21.7.08

Sem-abrigo tomam destino nas próprias mãos

Pedro Olavo Simiões, in Jornal de Notícias

Movimento surgido no Porto quer alargar-se a todoo país e pôr a nu alegadas irregularidades na assistência

"Vidas ao Luar" será, em breve, nome de jornal que não se vê nas bancas. É parte de um projecto nascido no seio dos sem-abrigo, que quer partir do Porto para todo o país e que acusa, para já em abstracto, o negócio da caridade.

Daniel Horta Nova, mentor do recém-criado Movimento de Apoio ao Sem-Abrigo (MASA), tem discurso variado. A amargura convive com a esperança, na fala e nos versos que publica em blogue.
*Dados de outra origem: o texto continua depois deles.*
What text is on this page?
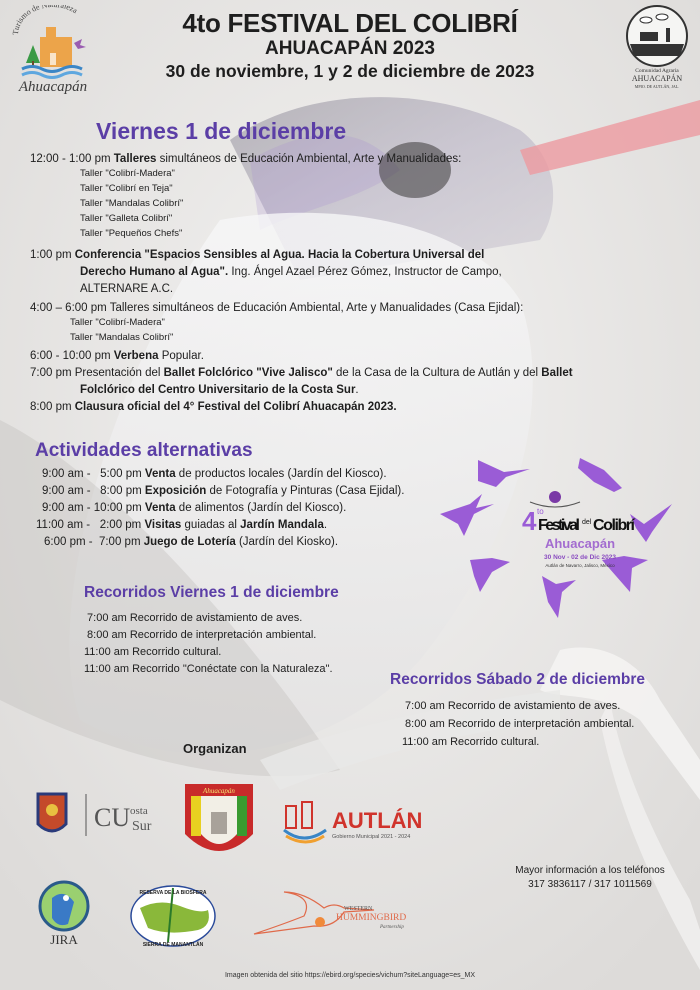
Turismo de N aleza
Ahuacapán
4to FESTIVAL DEL COLIBRÍ
AHUACAPÁN 2023
30 de noviembre, 1 y 2 de diciembre de 2023	Comunidad Agraria
AHUACAPÁN
MPIO. DE AUTLÁN, JAL.
Viernes 1 de diciembre
12:00 - 1:00 pm Talleres simultáneos de Educación Ambiental, Arte y Manualidades:
Taller "Colibrí-Madera"
Taller "Colibrí en Teja"
Taller "Mandalas Colibrí"
Taller "Galleta Colibrí"
Taller "Pequeños Chefs"
1:00 pm Conferencia "Espacios Sensibles al Agua. Hacia la Cobertura Universal del
Derecho Humano al Agua". Ing. Ángel Azael Pérez Gómez, Instructor de Campo,
ALTERNARE A.C.
4:00 – 6:00 pm Talleres simultáneos de Educación Ambiental, Arte y Manualidades (Casa Ejidal):
Taller "Colibrí-Madera"
Taller "Mandalas Colibrí"
6:00 - 10:00 pm Verbena Popular.
7:00 pm Presentación del Ballet Folclórico "Vive Jalisco" de la Casa de la Cultura de Autlán y del Ballet
Folclórico del Centro Universitario de la Costa Sur.
8:00 pm Clausura oficial del 4° Festival del Colibrí Ahuacapán 2023.
Actividades alternativas
9:00 am -   5:00 pm Venta de productos locales (Jardín del Kiosco).
9:00 am -   8:00 pm Exposición de Fotografía y Pinturas (Casa Ejidal).
9:00 am - 10:00 pm Venta de alimentos (Jardín del Kiosco).
11:00 am -   2:00 pm Visitas guiadas al Jardín Mandala.
6:00 pm -  7:00 pm Juego de Lotería (Jardín del Kiosko).
4 to
Festival del Colibrí
Ahuacapán
30 Nov - 02 de Dic 2023
Autlán de Navarro, Jalisco, México
Recorridos Viernes 1 de diciembre
7:00 am Recorrido de avistamiento de aves.
8:00 am Recorrido de interpretación ambiental.
11:00 am Recorrido cultural.
11:00 am Recorrido "Conéctate con la Naturaleza".
Recorridos Sábado 2 de diciembre
7:00 am Recorrido de avistamiento de aves.
8:00 am Recorrido de interpretación ambiental.
11:00 am Recorrido cultural.
Organizan
CU osta
Sur
Ahuacapán
AUTLÁN
Gobierno Municipal 2021 - 2024
Mayor información a los teléfonos
317 3836117 / 317 1011569
JIRA
RESERVA DE LA BIOSFERA
SIERRA DE MANANTLÁN
WESTERN
HUMMINGBIRD
Partnership
Imagen obtenida del sitio https://ebird.org/species/vichum?siteLanguage=es_MX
A vontade de pôr as mãos na massa junta-se às denúncias de irregularidades que diz ter sentido na pele, cometidas "por associações-fantasmas" que, garante, fazem com que os que caíram na rua sejam transformados em "negócio que engorda muita gente". A acusação abstracta, mas não generalizada, será, adivinha-se, concretizada pelo próprio no jornal que se transformará em pilar financiador do movimento.

Importará perceber, primeiro, o que pretende o MASA, que ontem abriu as portas de um espaço na Rua do Visconde de Setúbal (Paranhos, Porto) onde também será possível comer e dormir, mas que não serve para comer e para dormir - ou seja, as cinco camas disponíveis e algo que possa confortar os estômagos só existem para situações de emergência. Tal como a roupa recolhida apenas para dar a quem manifestamente precise, em determinado momento. Tudo é exclusivamente destinado aos sem-abrigo (condição comprovada pelo movimento) e não a outros cidadãos carenciados. Somar-se-ão, entre outras valências, gabinetes de assistência médica e dentária, apoio jurídico ou um espaço de convívio a funcionar das 9 às 23 horas.
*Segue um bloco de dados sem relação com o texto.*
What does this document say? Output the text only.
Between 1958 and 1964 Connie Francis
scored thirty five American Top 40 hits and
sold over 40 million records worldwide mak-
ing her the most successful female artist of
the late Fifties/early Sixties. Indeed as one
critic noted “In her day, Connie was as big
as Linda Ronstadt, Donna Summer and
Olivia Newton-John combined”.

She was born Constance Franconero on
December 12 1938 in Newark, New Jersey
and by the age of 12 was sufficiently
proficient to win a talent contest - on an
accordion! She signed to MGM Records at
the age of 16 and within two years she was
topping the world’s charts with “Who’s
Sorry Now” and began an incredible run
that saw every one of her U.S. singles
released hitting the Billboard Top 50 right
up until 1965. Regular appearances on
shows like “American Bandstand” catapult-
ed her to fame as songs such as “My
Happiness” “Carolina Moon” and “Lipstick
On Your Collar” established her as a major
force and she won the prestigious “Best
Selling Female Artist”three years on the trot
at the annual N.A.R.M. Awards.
"O nosso objectivo é salvar gente, não alimentá-la", diz Daniel Horta Nova, explicando que os membros do movimento têm de seguir um programa, que se inicia com a preparação psicológica para deixar a rua, a cargo de técnicos qualificados (voluntários) e pode culminar na colocação num posto de trabalho, em função de qualificações e experiência, proporcionado por alguma das empresas que colaboram com o projecto. "Eu caí na rua, saí da rua e voltei à rua por opção", explica, desfiando uma história de vida que aqui não cabe mas que coincidirá com tantas outras, até na forma como o próprio assume que a queda se deveu, acima de tudo, à incapacidade que teve de lidar com a adversidade.

Alentejano, viveu em Lisboa, aí perdeu o tecto, assim transitou para o Porto, em 2004. "Comecei a ver que na rua havia gente muito boa", diz, lembrando também os tempos de pernoita numa instituição a que chama "canil humano" e que acusa, como a outras, de não dar aos sem-abrigo apoio correspondente aos subsídios recebidos. Tal não será regra geral, mesmo aos olhos do MASA, que está ligado a várias associações. Mas fica dada a garantia de que, a seu tempo, as irregularidades serão devidamente reveladas.

Daniel Horta Nova diz que o poder político não está interessado em resolver o problema, insistindo em que os próprios terão de lutar pelo regresso à sociedade da aceitação. Porque "ser sem-abrigo é uma revolta".